Let $K_1$ and $K_2$ be algebraic number fields with $K_1 \subseteq K_2$, and having integer rings $\mathcal{O}_1$ and $\mathcal{O}_2$, respectively. Suppose $(A)_{\mathcal{O}_1} \subseteq \mathcal{O}_1$ is an ideal such that $(A)^2$ is principal. Show that $(A)_{\mathcal{O}_2}^2$ is principal in $\mathcal{O}_2$.

We will let $G_1$ and $G_2$ denote the ideal class groups of $K_1$ and $K_2$, respectively. For brevity, if $S \subseteq \mathcal{O}_1$ is a subset, then we will denote by $(S)_1$ the ideal generated by $S$ in $\mathcal{O}_1$ and by $(S)_2$ the ideal generated by $S$ in $\mathcal{O}_2$.

We claim that if $(A)_1 \sim (B)_1$, then $(A)_2 \sim (B)_2$. To see this, suppose we have $\alpha$ and $\beta$ such that $(\alpha)_1(A)_1 = (\beta)_1(B)_1$. Then $(\alpha A)_1 = (\beta B)_1$. Now if $x = \sum r_i \alpha a_i \in (\alpha A)_2$, then each $\alpha a_i$ is in $(\beta B)_1$, and so has the form $\sum s_{i,j} \beta b_j$. So $x \in (\beta B)_2$. Conversely, $(\beta B)_2 \subseteq (\alpha A)_2$, and so $(A)_2 \sim (B)_2$.

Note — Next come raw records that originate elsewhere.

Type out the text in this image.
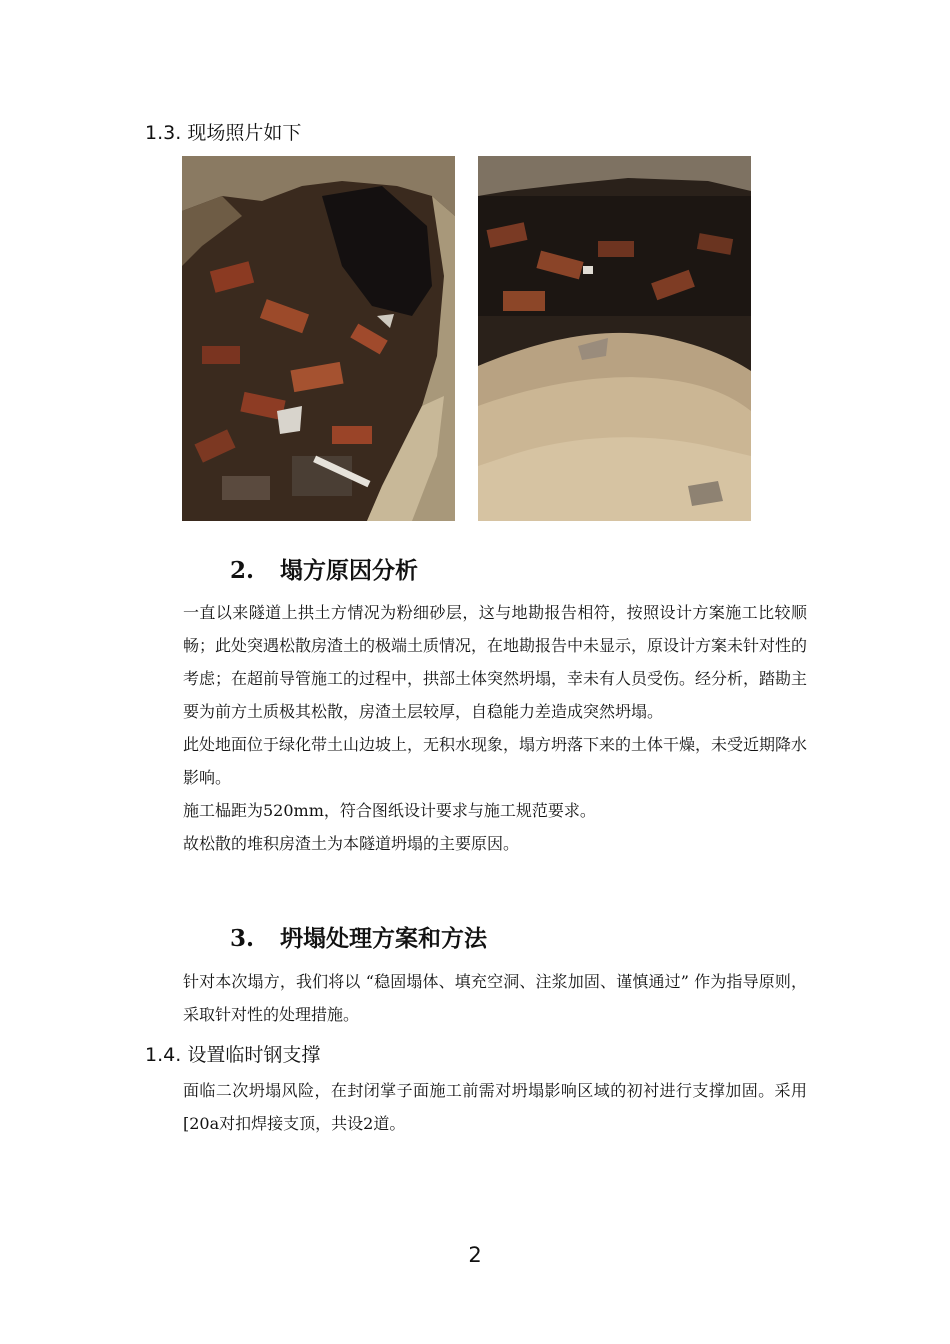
1.3. 现场照片如下
2. 塌方原因分析
一直以来隧道上拱土方情况为粉细砂层，这与地勘报告相符，按照设计方案施工比较顺畅；此处突遇松散房渣土的极端土质情况，在地勘报告中未显示，原设计方案未针对性的考虑；在超前导管施工的过程中，拱部土体突然坍塌，幸未有人员受伤。经分析，踏勘主要为前方土质极其松散，房渣土层较厚，自稳能力差造成突然坍塌。
此处地面位于绿化带土山边坡上，无积水现象，塌方坍落下来的土体干燥，未受近期降水影响。
施工榀距为520mm，符合图纸设计要求与施工规范要求。
故松散的堆积房渣土为本隧道坍塌的主要原因。
3. 坍塌处理方案和方法
针对本次塌方，我们将以 “稳固塌体、填充空洞、注浆加固、谨慎通过” 作为指导原则，采取针对性的处理措施。
1.4. 设置临时钢支撑
面临二次坍塌风险，在封闭掌子面施工前需对坍塌影响区域的初衬进行支撑加固。采用[20a对扣焊接支顶，共设2道。
2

The mapping $A \mapsto (A)_2$ then induces a well-defined mapping $\Psi : G_1 \rightarrow G_2$ given by $[A] \mapsto [(A)_2]$. Moreover, since $\Psi([A][B]) = \Psi([AB])$ $= [(AB)_2]$ $= [(A)_2][(B)_2]$ $= \Psi(A) \Psi(B)$, $\Psi$ is a group homomorphism.

In particular, if $A^2 \sim (1)$ in $\mathcal{O}_1$, then $\Psi(A) \sim (1)$ in $\mathcal{O}_2$, as desired.